AZALEAS. A few quickies today, beginning with a report from the Azalea Belt. Washington Post writer Joel Lerner recen
tly ventured to suggest that azaleas be used only as accents, a bit of heresy I venture to agree with. This photo and a previous one - scroll down 3 posts - illustrate that excellent point. Joel also urges readers to resist buying one each of every color and instead stick with just one color. And if I ever find an example of that, I’m sure I’ll prefer it, too.
Before I leave the subject, I know someone will ask why I think azaleas should be used sparingly, so let me answer that up front. Because they’re A, overused, even in such inhospitable spots as full sun; B, rarely pruned correctly, if at all; and C, add so little to the garden after their two weeks of glory. For all those reasons and surely more, dissing azaleas has become common sport among garden designers, even as homeowners cling to their beloved mounds of fuchsia.
ON FAME. Readers of Garden Design Magazine will find an article and photo spread in this month’s issue about none other than Susan Harris. Ooh, could that be Takoma Gardener? Well, as my mother would say when someone asked if the famous television writer and producer was her daughter, "no, unfortunately." So I’ve been "not the famous one" for my whole adult life and I’ve been fine with that, although surely my mother would have preferred I’d given her better bragging rights at her weekly bridge game. But now I learn that the fabulously rich television Susan Harris and her equally successful husband have one of the most beautiful gardens that money can buy. And thanks, Garden Design, for rubbing my nose in it.

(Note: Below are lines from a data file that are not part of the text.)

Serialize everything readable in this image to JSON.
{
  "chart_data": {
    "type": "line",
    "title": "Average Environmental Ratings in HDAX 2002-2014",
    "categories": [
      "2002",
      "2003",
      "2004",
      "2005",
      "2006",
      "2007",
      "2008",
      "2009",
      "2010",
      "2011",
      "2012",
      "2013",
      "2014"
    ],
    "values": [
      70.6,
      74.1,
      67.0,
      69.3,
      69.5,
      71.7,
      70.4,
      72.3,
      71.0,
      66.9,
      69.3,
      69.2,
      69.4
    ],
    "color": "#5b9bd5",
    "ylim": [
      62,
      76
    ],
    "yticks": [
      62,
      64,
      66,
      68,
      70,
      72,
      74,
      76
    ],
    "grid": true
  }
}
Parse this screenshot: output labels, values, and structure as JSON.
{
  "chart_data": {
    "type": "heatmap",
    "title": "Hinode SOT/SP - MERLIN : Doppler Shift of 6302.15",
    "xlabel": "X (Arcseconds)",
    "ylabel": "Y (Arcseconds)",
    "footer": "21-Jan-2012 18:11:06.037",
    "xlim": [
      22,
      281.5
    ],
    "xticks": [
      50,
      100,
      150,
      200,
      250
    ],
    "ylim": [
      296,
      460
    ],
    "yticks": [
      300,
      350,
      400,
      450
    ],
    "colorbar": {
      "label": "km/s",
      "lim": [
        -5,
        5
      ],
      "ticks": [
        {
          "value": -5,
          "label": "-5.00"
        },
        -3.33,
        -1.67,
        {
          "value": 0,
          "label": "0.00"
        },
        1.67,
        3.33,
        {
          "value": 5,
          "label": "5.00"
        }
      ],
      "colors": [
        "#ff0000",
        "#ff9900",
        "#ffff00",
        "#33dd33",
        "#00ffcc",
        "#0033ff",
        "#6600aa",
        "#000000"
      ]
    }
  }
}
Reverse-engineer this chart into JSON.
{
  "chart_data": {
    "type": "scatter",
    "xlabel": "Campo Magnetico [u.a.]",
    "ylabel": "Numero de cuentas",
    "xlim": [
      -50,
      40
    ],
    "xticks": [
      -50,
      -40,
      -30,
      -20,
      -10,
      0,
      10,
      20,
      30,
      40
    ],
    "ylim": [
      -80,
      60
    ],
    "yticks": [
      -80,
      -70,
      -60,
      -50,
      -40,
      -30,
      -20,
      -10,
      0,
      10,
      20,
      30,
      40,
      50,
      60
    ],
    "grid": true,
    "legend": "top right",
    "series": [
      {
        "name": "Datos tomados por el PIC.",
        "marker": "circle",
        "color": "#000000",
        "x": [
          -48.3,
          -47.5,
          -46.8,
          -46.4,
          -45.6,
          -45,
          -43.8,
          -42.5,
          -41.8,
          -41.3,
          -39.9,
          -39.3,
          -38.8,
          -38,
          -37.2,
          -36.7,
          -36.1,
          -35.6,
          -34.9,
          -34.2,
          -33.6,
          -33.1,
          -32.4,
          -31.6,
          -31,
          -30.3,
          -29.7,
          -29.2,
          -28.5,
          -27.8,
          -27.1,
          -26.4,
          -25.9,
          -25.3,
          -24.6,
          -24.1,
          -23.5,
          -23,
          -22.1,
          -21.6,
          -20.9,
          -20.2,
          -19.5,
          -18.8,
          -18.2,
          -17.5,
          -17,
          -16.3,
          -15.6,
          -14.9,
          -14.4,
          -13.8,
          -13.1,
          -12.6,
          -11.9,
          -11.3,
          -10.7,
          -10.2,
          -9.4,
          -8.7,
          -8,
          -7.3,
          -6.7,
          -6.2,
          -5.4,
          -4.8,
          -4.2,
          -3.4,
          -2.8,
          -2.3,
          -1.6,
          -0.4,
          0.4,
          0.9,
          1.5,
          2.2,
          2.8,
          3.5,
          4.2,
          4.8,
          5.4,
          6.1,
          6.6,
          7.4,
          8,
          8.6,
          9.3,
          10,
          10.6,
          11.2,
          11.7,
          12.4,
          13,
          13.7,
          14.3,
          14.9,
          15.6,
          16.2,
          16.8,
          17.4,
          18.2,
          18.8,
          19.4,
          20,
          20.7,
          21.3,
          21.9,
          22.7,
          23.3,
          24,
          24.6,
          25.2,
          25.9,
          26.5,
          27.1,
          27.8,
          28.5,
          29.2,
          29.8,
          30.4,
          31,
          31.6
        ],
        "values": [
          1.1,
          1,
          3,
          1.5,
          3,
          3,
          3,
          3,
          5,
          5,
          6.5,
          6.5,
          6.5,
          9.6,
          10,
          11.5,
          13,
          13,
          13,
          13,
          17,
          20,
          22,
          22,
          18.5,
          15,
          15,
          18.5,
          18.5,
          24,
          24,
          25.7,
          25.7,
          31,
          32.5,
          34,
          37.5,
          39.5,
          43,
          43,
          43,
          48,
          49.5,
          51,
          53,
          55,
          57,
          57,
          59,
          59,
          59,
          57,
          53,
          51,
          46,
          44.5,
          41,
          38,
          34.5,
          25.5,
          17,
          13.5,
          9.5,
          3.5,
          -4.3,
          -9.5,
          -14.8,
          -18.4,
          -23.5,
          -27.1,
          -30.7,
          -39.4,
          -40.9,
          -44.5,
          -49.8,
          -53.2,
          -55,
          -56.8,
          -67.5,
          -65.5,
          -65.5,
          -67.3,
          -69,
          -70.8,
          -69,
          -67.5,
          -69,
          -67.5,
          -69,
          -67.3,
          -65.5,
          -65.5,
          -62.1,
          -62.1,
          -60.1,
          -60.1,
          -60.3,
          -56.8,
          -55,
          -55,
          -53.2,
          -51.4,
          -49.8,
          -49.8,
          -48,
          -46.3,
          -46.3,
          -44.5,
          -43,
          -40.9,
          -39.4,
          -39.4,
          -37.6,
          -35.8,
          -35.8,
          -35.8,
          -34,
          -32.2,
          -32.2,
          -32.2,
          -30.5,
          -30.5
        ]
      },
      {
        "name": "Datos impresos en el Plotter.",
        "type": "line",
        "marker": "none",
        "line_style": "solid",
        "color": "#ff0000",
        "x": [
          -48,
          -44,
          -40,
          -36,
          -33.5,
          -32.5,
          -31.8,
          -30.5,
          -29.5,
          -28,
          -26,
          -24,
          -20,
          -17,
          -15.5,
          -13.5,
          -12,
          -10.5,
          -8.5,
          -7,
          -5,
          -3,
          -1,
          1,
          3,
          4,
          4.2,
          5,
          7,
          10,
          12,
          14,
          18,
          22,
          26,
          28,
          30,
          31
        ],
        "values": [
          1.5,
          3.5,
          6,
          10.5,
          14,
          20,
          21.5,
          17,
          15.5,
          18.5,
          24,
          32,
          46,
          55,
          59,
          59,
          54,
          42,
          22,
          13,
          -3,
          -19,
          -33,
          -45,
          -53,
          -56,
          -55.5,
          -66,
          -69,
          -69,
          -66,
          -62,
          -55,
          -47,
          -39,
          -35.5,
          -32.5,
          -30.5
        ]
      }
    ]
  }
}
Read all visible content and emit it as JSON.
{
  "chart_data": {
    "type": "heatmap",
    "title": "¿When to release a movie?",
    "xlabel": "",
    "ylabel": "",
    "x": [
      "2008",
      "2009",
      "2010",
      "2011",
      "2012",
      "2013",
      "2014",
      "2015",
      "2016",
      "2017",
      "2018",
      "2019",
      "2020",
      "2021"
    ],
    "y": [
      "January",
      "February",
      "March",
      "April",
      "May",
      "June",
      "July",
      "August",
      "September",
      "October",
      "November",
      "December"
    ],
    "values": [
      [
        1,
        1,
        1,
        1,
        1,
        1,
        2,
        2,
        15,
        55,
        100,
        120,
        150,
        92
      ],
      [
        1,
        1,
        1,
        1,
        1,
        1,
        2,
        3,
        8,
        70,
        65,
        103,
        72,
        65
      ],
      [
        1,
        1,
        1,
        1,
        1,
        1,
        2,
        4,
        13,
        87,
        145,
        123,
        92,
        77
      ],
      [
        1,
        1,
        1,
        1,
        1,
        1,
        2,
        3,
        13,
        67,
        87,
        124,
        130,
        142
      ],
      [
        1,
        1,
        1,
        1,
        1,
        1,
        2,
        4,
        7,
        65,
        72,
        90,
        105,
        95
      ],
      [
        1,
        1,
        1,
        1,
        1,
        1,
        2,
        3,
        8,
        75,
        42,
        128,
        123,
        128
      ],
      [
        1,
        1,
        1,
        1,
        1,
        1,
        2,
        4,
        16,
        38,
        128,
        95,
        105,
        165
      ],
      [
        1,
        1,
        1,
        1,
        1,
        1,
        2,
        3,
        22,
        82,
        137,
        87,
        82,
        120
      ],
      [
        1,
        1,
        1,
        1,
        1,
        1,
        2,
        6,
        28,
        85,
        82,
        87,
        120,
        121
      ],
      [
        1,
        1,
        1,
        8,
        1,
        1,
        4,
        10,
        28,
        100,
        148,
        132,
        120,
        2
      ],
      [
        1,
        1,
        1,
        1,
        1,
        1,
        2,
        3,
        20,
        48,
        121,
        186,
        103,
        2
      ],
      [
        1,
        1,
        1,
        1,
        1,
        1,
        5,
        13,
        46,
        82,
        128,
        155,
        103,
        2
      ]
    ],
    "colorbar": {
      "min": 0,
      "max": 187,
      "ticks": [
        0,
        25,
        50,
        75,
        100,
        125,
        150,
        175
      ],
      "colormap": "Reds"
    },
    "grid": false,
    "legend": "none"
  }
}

INDIGNITIES. I was doing some plant rearranging yesterday, performing slight redesigns in practically every border, and feeling totally in the zone. Visions of greater and greater beauty filled my thoughts - until a big splat of mourning dove shit landed on my scalp. Suddenly out of the zone, I was comforted by the thought that even the famous Susan Harris could experience birds shitting on her head. But my next indignity was the kind that only true dirty-fingernail gardeners experience. It was in my attempt to divide an overgrown ornamental grass and failing with almost every tool in my well-stocked tool shed that I found myself literally wrestling with the damn thing, and losing. I suppose the the lesson is to divide sooner or enlist neighbors to help. Or just do what television producers do - write regular checks to the gardening service.